Further, it is reported that differentiation in Th2 cells but not in Th1 cells was associated with the up-regulation of Cav1.2 and Cav1.3 channels both at the mRNA and protein level (36). Depletion of Cav1.2 and Cav1.3 expression by antisense oligodeoxynucleotides in T cells reduced TCR-induced Ca2+ influx in Th2 cells, attenuated IL-4 production and reduced airway inflammation in a mouse model of allergic asthma (36). Moreover, ovalbumin (OVA)-specific transgenic Th2 cells transfected with Cav1-specific antisense (Cav1AS) oligodeoxynucleotides were no longer able to induce asthma on adoptive transfer in BALB/c mice given intranasal OVA. The intranasal administration of Cav1AS at the time of intranasal challenge with OVA was effective in active experimental asthma, preventing airway inflammation, Th2 cell activation in the lung draining lymph nodes, and airway hyperreactivity (36).
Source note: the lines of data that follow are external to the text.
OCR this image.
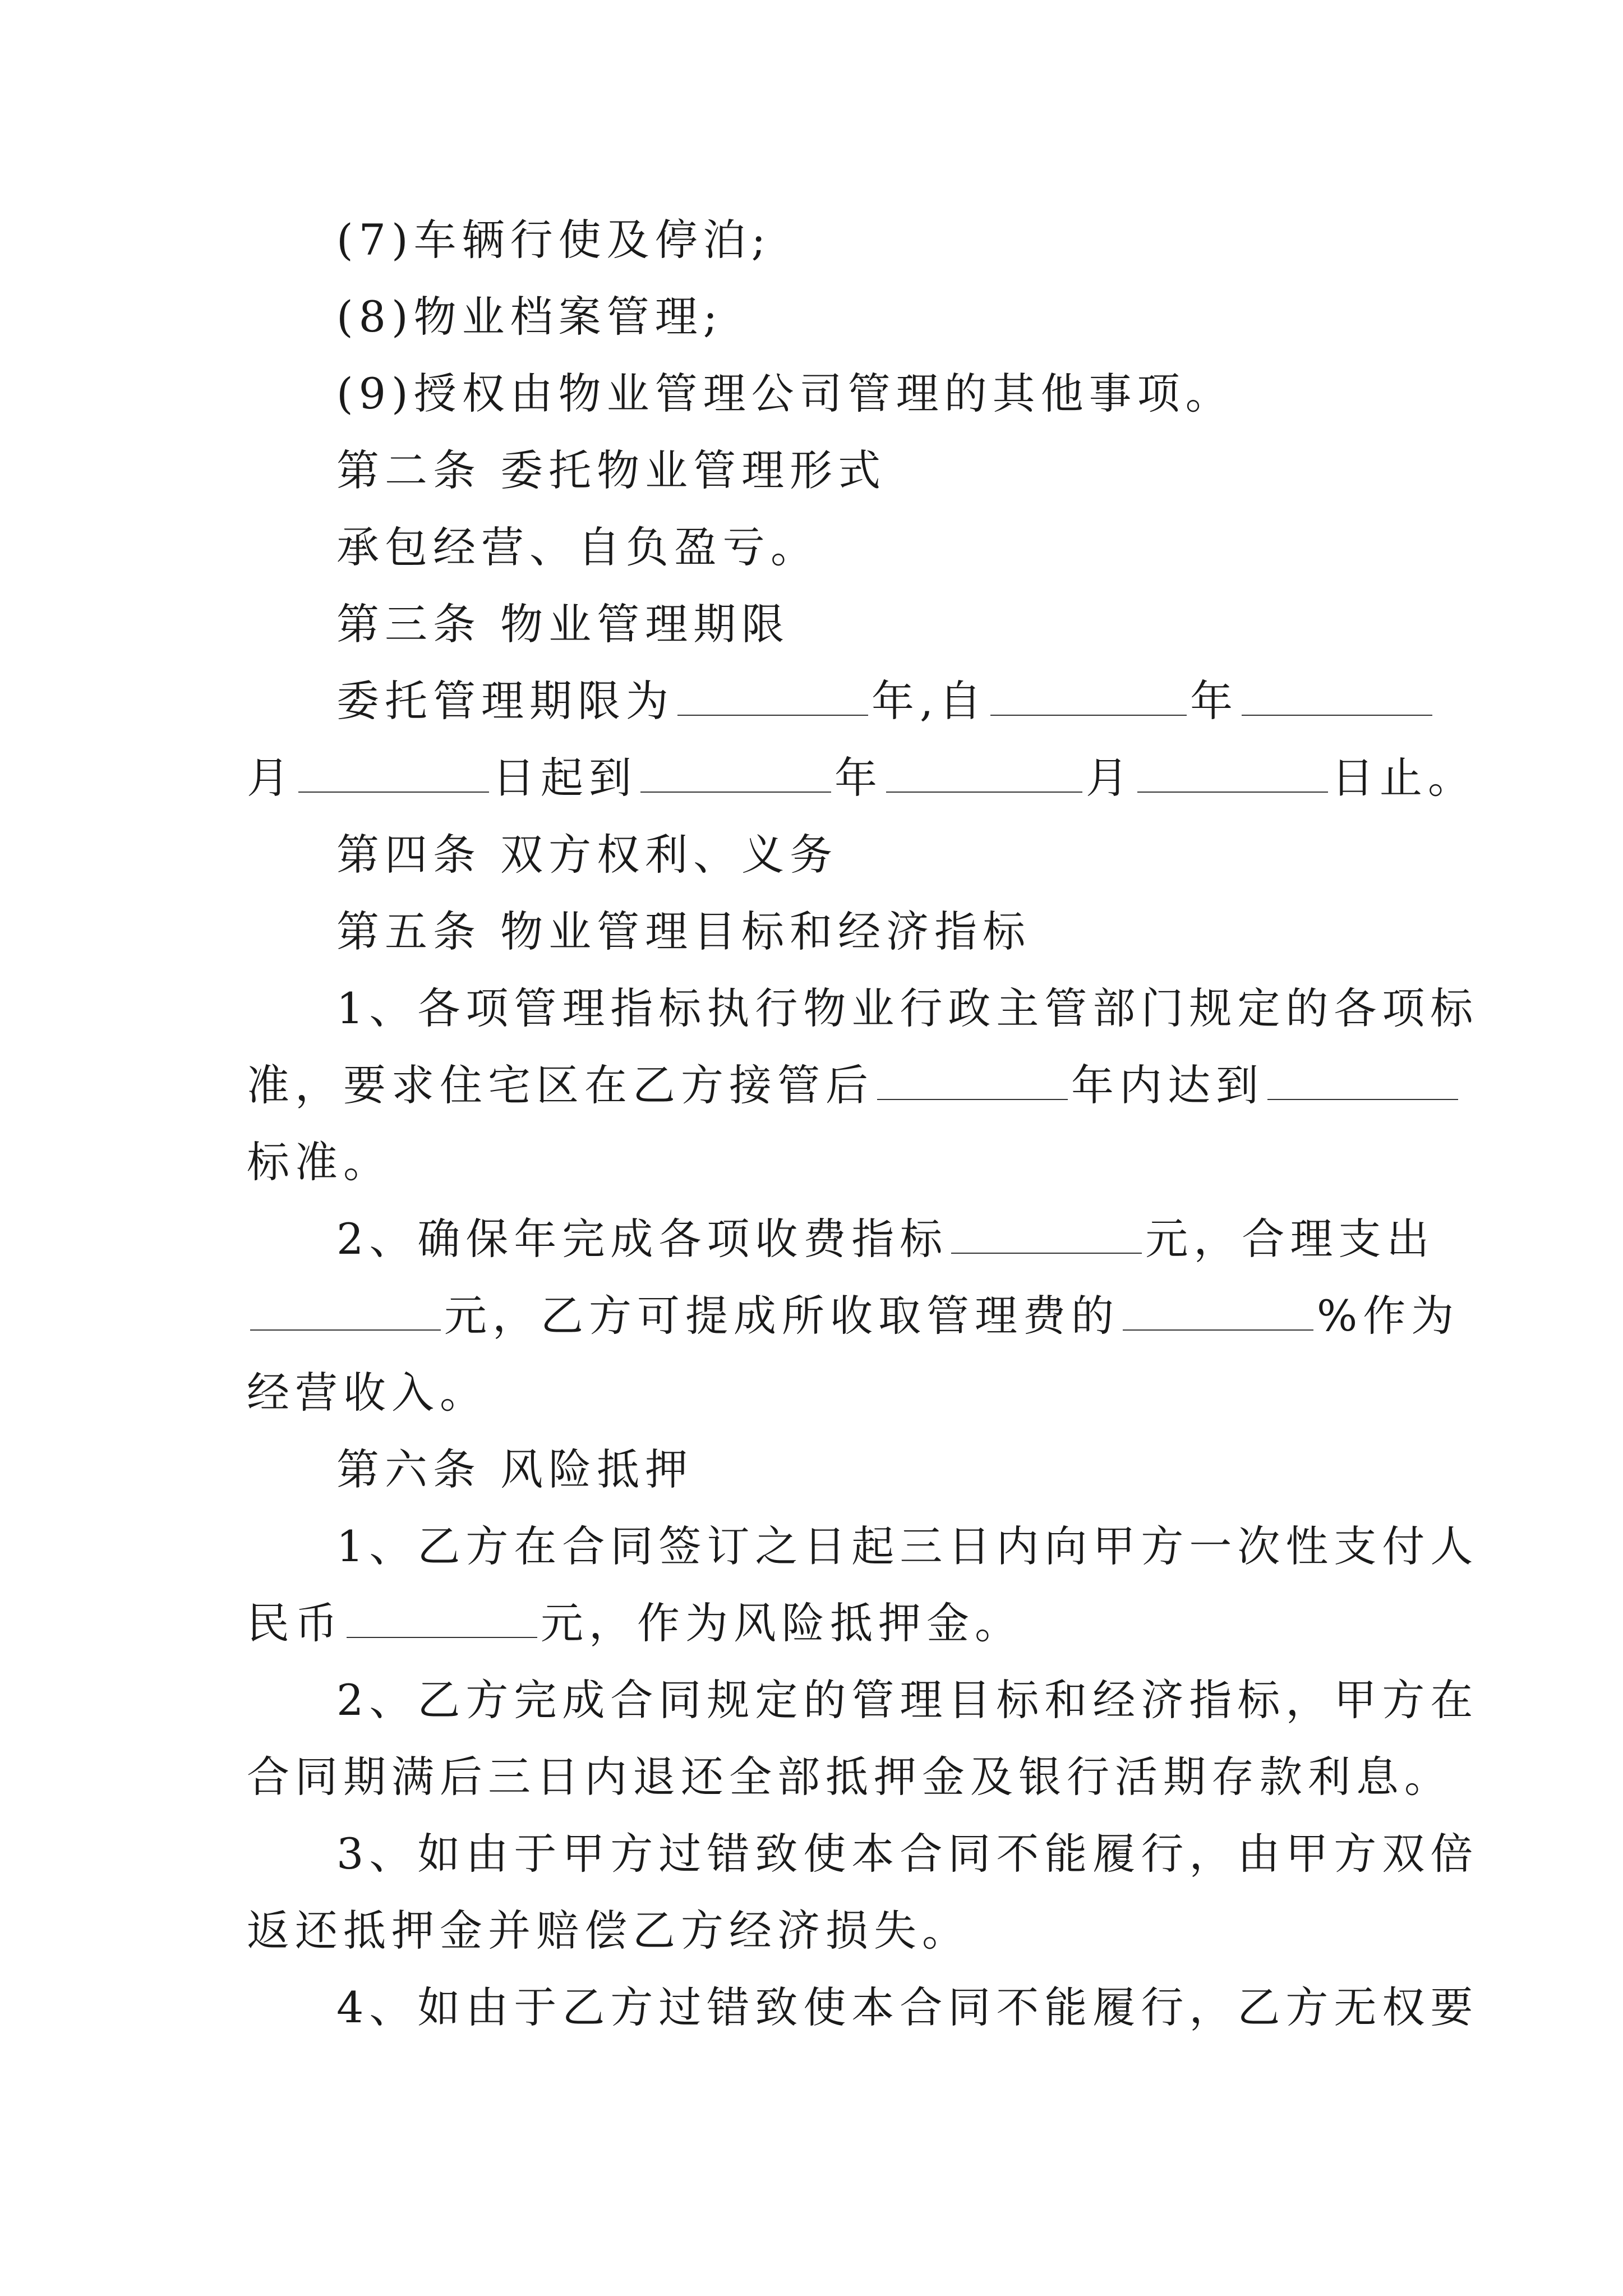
(7)车辆行使及停泊;
(8)物业档案管理;
(9)授权由物业管理公司管理的其他事项。
第二条 委托物业管理形式
承包经营、自负盈亏。
第三条 物业管理期限
委托管理期限为	年,自	年
月	日起到	年	月	日止。
第四条 双方权利、义务
第五条 物业管理目标和经济指标
1、各项管理指标执行物业行政主管部门规定的各项标
准，要求住宅区在乙方接管后	年内达到
标准。
2、确保年完成各项收费指标	元，合理支出
元，乙方可提成所收取管理费的	%作为
经营收入。
第六条 风险抵押
1、乙方在合同签订之日起三日内向甲方一次性支付人
民币	元，作为风险抵押金。
2、乙方完成合同规定的管理目标和经济指标，甲方在
合同期满后三日内退还全部抵押金及银行活期存款利息。
3、如由于甲方过错致使本合同不能履行，由甲方双倍
返还抵押金并赔偿乙方经济损失。
4、如由于乙方过错致使本合同不能履行，乙方无权要
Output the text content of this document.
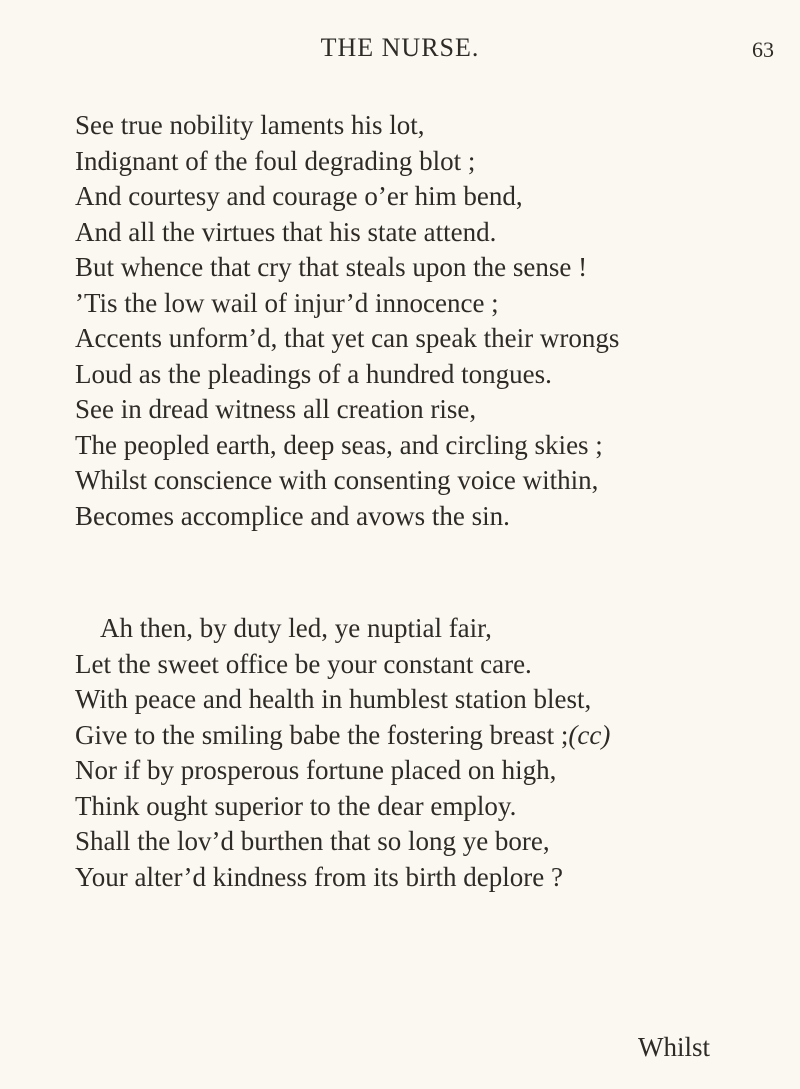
THE NURSE.	63
See true nobility laments his lot,
Indignant of the foul degrading blot ;
And courtesy and courage o’er him bend,
And all the virtues that his state attend.
But whence that cry that steals upon the sense !
’Tis the low wail of injur’d innocence ;
Accents unform’d, that yet can speak their wrongs
Loud as the pleadings of a hundred tongues.
See in dread witness all creation rise,
The peopled earth, deep seas, and circling skies ;
Whilst conscience with consenting voice within,
Becomes accomplice and avows the sin.
Ah then, by duty led, ye nuptial fair,
Let the sweet office be your constant care.
With peace and health in humblest station blest,
Give to the smiling babe the fostering breast ;(cc)
Nor if by prosperous fortune placed on high,
Think ought superior to the dear employ.
Shall the lov’d burthen that so long ye bore,
Your alter’d kindness from its birth deplore ?
Whilst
Mechanism of Cav1 Channel Mediated Regulation of Ca2+ Signaling in T Lymphocytes
Others and we demonstrated the presence and significance of Cav1 channels in T cells (see Table 1) (23, 25, 27, 31, 33, 53). However, it is not known how these Cav1 channels open in T cells to conduct calcium. In excitable cell types, Cav channels conduct Ca2+ upon depolarization (62, 21). The basic question here is whether Cav1 channels are activated by TCR stimulation or by depolarization. From a physiological standpoint, T cells should respond only to antigen stimulation through cognate TCR. A voltage-dependent opening in the absence of TCR dependence would lead to a random opening of Cav channels and subsequent activation of T cells, which could lead to immune activation in the absence of antigen. Unlike excitable cells, T cells migrate and roam the body through variable extracellular environments and tissues with various ion concentrations. It is therefore conceivable that Cav channels expressed by T cells have developed a more specific control of their opening than mere voltage sensing. Notably, Cav1.4, as well as Cav1.3, has been found to have low activation thresholds that do not require strong depolarization for their activation (63). Earlier surprising findings showed that Cav1.3 channels can be activated at voltages of approximately -60 mV under physiological calcium concentrations (64).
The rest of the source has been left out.